Saturday, May 5, 2012

Getting it wrong.

Remember I just posted about how, based on my current experience of broken pelvis and sitting in a wheelchair, Matthew couldn't have suddenly stood up and gone to Lavinia in Downton Abbey last season? Well, I've thinking about books I've read where the author gets something wrong and the effect it has on me.

I normally adore Connie Willis but in her book Blackout the landlady during the Blitz tells her that it costs 5p to use the telephone. That ended the book as far as I was concerned. The decimal currency with 5 new pence didn't come into being until 25 years after the war. The telephone would have cost tuppence, or two old pennies. I hated this mistake because it ripped me out of the period. And if you know the author has got one thing wrong, then you distrust the rest of the story.

I remember reading an early Martha Grimes in which she made two unforgivable howlers. She had someone go to the shops on Boxing Day...and until recently not a single store in England would be open the day after Christmas. It was the commercial holiday when tradespeople and servants got their day off. Now, of course, everyone wants to make maximum profit and stores stay open all the time. Pity.
The other howler was that she had some countrywoman warn that someone might "nail a skunk to her front door."  Sorry, but there has never been a skunk in the British isles.

Mistakes like this make me stop reading a book and never trust the writer again. I always worry in my own books that I'll get something horrible wrong. The only awful thing I think I've done so far is to put Claridges on the wrong street. This is unforgivable as my parents used to live next door to the night manager at Claridges and I've been there many times. So that revealed to me that the danger is in what we think we know and thus don't bother to double check. These days I write the Royal Spyness books with the 1930s A to Z maps of London beside me!
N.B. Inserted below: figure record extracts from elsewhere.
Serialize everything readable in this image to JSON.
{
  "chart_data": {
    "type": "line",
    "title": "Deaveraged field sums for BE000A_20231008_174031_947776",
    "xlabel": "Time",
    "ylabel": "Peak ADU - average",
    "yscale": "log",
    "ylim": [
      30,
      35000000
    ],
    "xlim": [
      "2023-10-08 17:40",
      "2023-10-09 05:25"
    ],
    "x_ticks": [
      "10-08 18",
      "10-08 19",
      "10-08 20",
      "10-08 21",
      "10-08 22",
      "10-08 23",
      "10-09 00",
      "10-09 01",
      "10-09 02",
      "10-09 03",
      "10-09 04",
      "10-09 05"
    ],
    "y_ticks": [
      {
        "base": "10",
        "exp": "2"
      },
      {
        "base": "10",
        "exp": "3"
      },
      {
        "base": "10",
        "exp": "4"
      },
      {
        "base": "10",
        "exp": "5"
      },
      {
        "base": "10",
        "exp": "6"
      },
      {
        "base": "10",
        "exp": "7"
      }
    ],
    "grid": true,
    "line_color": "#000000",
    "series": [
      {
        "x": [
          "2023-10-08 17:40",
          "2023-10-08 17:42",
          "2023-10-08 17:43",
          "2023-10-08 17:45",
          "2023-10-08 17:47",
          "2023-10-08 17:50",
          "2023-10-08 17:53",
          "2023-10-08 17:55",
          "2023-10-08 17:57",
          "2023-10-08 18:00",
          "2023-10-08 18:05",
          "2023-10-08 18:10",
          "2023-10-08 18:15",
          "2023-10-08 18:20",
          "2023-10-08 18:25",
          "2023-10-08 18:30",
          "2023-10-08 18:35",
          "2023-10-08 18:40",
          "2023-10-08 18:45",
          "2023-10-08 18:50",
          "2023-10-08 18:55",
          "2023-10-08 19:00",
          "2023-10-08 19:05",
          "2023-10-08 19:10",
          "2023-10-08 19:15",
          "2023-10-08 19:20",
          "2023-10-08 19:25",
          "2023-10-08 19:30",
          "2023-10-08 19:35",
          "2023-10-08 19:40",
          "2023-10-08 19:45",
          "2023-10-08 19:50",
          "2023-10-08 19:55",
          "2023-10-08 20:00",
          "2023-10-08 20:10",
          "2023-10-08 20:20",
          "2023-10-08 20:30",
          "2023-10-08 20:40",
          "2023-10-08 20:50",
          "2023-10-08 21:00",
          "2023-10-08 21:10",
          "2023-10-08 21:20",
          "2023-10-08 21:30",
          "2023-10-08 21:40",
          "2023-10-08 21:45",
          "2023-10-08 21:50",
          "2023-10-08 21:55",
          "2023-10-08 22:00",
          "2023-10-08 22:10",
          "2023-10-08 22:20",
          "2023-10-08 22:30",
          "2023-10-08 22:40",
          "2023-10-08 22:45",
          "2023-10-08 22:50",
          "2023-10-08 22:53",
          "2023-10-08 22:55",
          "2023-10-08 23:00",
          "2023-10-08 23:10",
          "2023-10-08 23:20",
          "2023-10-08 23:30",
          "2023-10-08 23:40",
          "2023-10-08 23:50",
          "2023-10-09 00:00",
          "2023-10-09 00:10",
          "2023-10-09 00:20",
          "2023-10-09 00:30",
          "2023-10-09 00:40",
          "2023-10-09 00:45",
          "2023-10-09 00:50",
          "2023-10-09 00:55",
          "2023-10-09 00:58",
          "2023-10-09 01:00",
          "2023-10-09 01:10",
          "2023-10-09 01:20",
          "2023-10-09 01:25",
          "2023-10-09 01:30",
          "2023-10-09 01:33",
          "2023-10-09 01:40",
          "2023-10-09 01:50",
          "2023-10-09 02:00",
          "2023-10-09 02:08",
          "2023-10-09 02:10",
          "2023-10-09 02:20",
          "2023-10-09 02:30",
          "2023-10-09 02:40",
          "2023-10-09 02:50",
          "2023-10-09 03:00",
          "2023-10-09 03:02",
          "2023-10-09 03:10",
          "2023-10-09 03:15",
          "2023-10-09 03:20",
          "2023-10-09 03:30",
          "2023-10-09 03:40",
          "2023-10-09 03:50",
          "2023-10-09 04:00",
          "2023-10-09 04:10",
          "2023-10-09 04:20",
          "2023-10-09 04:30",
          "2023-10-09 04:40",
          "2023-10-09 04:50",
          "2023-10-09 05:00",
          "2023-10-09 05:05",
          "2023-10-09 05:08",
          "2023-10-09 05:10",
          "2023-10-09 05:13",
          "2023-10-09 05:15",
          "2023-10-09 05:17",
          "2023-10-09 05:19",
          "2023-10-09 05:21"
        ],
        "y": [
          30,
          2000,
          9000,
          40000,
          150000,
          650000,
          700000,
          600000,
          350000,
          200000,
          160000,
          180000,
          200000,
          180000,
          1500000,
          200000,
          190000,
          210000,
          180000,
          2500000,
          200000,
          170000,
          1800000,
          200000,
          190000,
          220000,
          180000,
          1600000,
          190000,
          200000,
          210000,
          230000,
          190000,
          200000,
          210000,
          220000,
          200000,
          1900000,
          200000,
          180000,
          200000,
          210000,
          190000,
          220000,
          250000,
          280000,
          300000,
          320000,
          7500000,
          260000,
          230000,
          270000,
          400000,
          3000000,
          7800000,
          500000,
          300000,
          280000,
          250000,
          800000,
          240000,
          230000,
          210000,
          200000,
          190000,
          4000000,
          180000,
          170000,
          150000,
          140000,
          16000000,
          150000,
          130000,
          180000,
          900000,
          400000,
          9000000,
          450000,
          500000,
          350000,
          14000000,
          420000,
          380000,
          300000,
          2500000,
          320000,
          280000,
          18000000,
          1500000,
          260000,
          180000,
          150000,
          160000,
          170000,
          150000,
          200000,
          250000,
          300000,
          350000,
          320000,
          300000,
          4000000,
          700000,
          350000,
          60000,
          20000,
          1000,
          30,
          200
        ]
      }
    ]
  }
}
And on the recovery front--I'm gradually progressing and the house is turning into a blooming wonder! Thanks for all your good wishes!

4 comments:

  1. Had a similar feeling when I was in grade school. My class was watching an educational film about colonial America. There was a scene with a blacksmith working on a horseshoe. Outside the window next to the blacksmith, all of us noticed a big automobile from the 1950s rolling past the blacksmith! Cars did not exist until the 20th century!


    Diana

    ReplyDelete
  2. Well, they always say you should write what you know about. Once in a while I've read something that doesn't make sense & it does interrupt the flow of the reading. I have to stop & re-read to see if I misunderstood. However, for those items you mentioned, I wouldn't have had a clue about. So I guess it depends on the readers own knowledge as to whether certain incorrect details would bother them.
    What lovely flowers you got!

    ReplyDelete
  3. How do you feel about using the more familiar "modern" system (money or names of landmarks, etc.)in place of what might be historically accurate? And while I agree that it might throw a reader out of the story, it doesn't make me not trust the writer, unless they are writing non-fiction. Most authors acknowledge the help they've received and claim any remain mistakes as their own...I hope we readers can allow our authors to be human, too. (what really annoys me is grammatical errors and typos!)